Утро было похмельное. «Особенности национальной охоты» снятые на киноплёнку спустя четверть века, снимались не с чистого листа. Когда собирались на охоту на два выходных дня, Сугробин от такой охоты отказывался. Охоты не получалось. Приезжали на место, выпивали. Утром опохмелялись, стреляли по бутылкам и возвращались. «Пять полных дней, и точка, – говорил он. – Первый день пьём. Второй день возвращаем себя к жизни. Третий и четвёртый день охотимся и на пятый возвращаемся здоровые, отдохнувшие, с добычей».

Место стоянки, которое выбрал случай, оказалось со всех сторон удобное. Небольшая поляна, окружённая вековыми соснами, за стволами которых белели многочисленные молодые берёзы. Бурелом на дороге, обеспечил добротное сухое топливо. Под свет фар охотники поставили две палатки. Под дно палаток положили плотный слой пихтового лапника.

– Не жалейте лапник, – сказал Борис. – Земля холодная

От аккумулятора провели в палатки провода и организовали освещение. Время было тёмное, но раннее. На костре в котлах быстро закипела похлёбка с тушёнкой и чай. На плотной фанере, выполнявшей в машине ровный пол, организовался жёсткий стол. И в неторопливой беседе охотники засиделись заполночь. И не каждый утром вспомнил, как укладывался спать.

Капитаны, друзья Бориса Шуранова, дослуживали последний год в должности военпредов на Сормовском заводе. Нахватали за время службы немало рентгенов, и подолгу лечились в военном госпитале. После ухода на пенсию Николай на следующий год заступил егерем на охотничей заимке от Сормовского завода, на берегу Керженца3636
  Керженец – историческая река в Нижегородской губернии, приток Волги. От её имени в России появились кержаки. Вблизи её среднего течения находится озеро Светлояр, в котором утонул град Китеж.


[Закрыть]
. Аркадий отсиживался дома. Николай всё время задирал Аркадия, подшучивал. Тот также обижался шутливо ненадолго. С ними было просто и весело. К сожалению, прожили оба капитана на пенсии недолго.

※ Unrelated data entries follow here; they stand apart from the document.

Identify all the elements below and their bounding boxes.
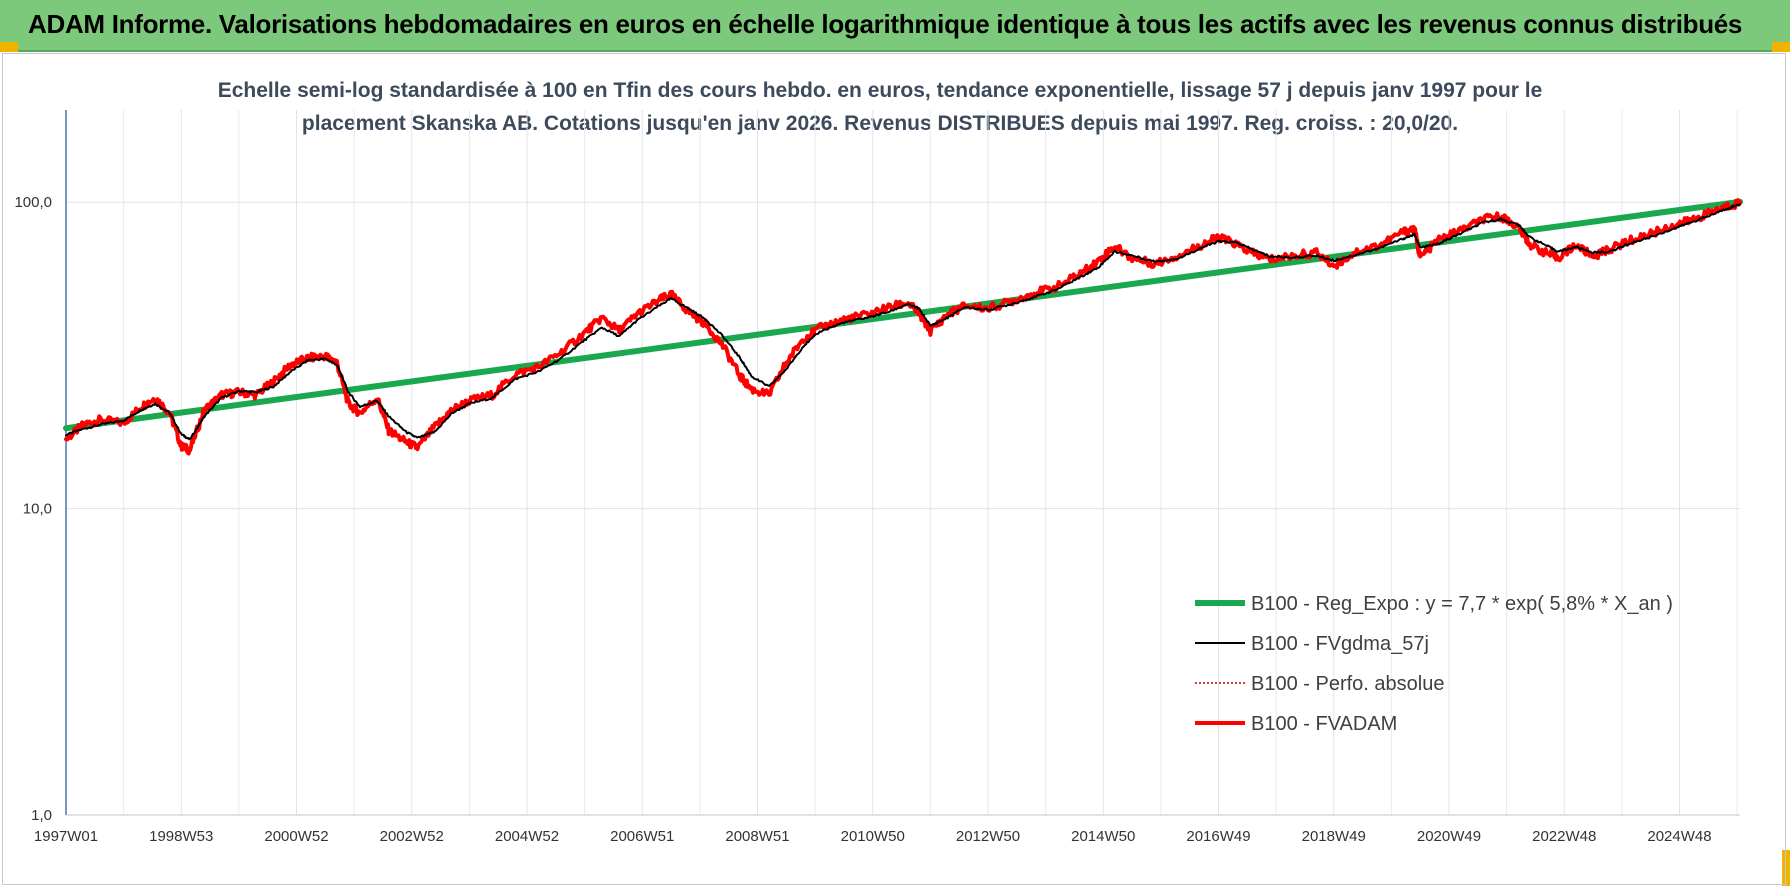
legend-entry-0: B100 - Reg_Expo : y = 7,7 * exp( 5,8% * … bbox=[1251, 593, 1673, 615]
x-tick-label: 2014W50 bbox=[1071, 828, 1135, 845]
corner-marker-bottom-right bbox=[1782, 850, 1790, 886]
report-title: ADAM Informe. Valorisations hebdomadaire… bbox=[28, 9, 1743, 39]
series-line-1 bbox=[65, 203, 1741, 441]
series-line-0 bbox=[63, 198, 1743, 432]
chart-axes: 1997W01 1998W53 2000W52 2002W52 2004W52 2006W… bbox=[14, 110, 1740, 845]
series-line-3 bbox=[64, 198, 1742, 456]
x-tick-label: 2018W49 bbox=[1302, 828, 1366, 845]
corner-marker-top-left bbox=[0, 42, 18, 52]
x-tick-label: 2012W50 bbox=[956, 828, 1020, 845]
x-tick-label: 2024W48 bbox=[1647, 828, 1711, 845]
x-tick-label: 1998W53 bbox=[149, 828, 213, 845]
legend-entry-2: B100 - Perfo. absolue bbox=[1251, 673, 1444, 695]
x-tick-label: 2004W52 bbox=[495, 828, 559, 845]
x-tick-label: 2020W49 bbox=[1417, 828, 1481, 845]
report-banner: ADAM Informe. Valorisations hebdomadaire… bbox=[0, 0, 1790, 52]
x-tick-label: 2006W51 bbox=[610, 828, 674, 845]
x-tick-label: 2008W51 bbox=[725, 828, 789, 845]
x-tick-label: 2016W49 bbox=[1186, 828, 1250, 845]
x-tick-label: 2000W52 bbox=[264, 828, 328, 845]
legend-entry-1: B100 - FVgdma_57j bbox=[1251, 633, 1429, 655]
chart-title: Echelle semi-log standardisée à 100 en T… bbox=[217, 79, 1543, 135]
x-tick-label: 2002W52 bbox=[380, 828, 444, 845]
legend-entry-3: B100 - FVADAM bbox=[1251, 713, 1397, 735]
chart-frame bbox=[2, 53, 1786, 885]
y-tick-label: 100,0 bbox=[14, 194, 52, 211]
corner-marker-top-right bbox=[1772, 42, 1790, 52]
y-tick-label: 10,0 bbox=[23, 501, 52, 518]
chart-legend: B100 - Reg_Expo : y = 7,7 * exp( 5,8% * … bbox=[1195, 593, 1673, 735]
chart-series bbox=[63, 198, 1743, 456]
x-tick-label: 2010W50 bbox=[841, 828, 905, 845]
y-tick-label: 1,0 bbox=[31, 807, 52, 824]
x-tick-label: 2022W48 bbox=[1532, 828, 1596, 845]
x-tick-label: 1997W01 bbox=[34, 828, 98, 845]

Собаки, не дождавшись подъёма охотников, долизали вечернюю еду и скрылись в лесу. Когда Леонид вылез из спального мешка, с трудом разминая затёкшие мышцы, вдалеке послышались звуки собачьего гона. «Ав, ав, ав», – глухо и редко подавал голос кобель. «У… у… у..,» – не выговаривая, визжала самочка. Собаки приближались к стоянке. Но заяц круто повернул в сторону, и лай удалился за ним.

– Надо выйти на тропу, стрельнуть. А то измочалятся впустую наши гончары, – сказал сормович-мотоциклист. – Пойду, встречу.

– Я не могу, – хрипнул Николай, выползая на четвереньках из палатки. Осмотрелся, увидел Леонида. – А ты, боженька, уже гуляешь. Достань пузырёк, и омой мою душу. Ничего не вижу, ничего не слышу.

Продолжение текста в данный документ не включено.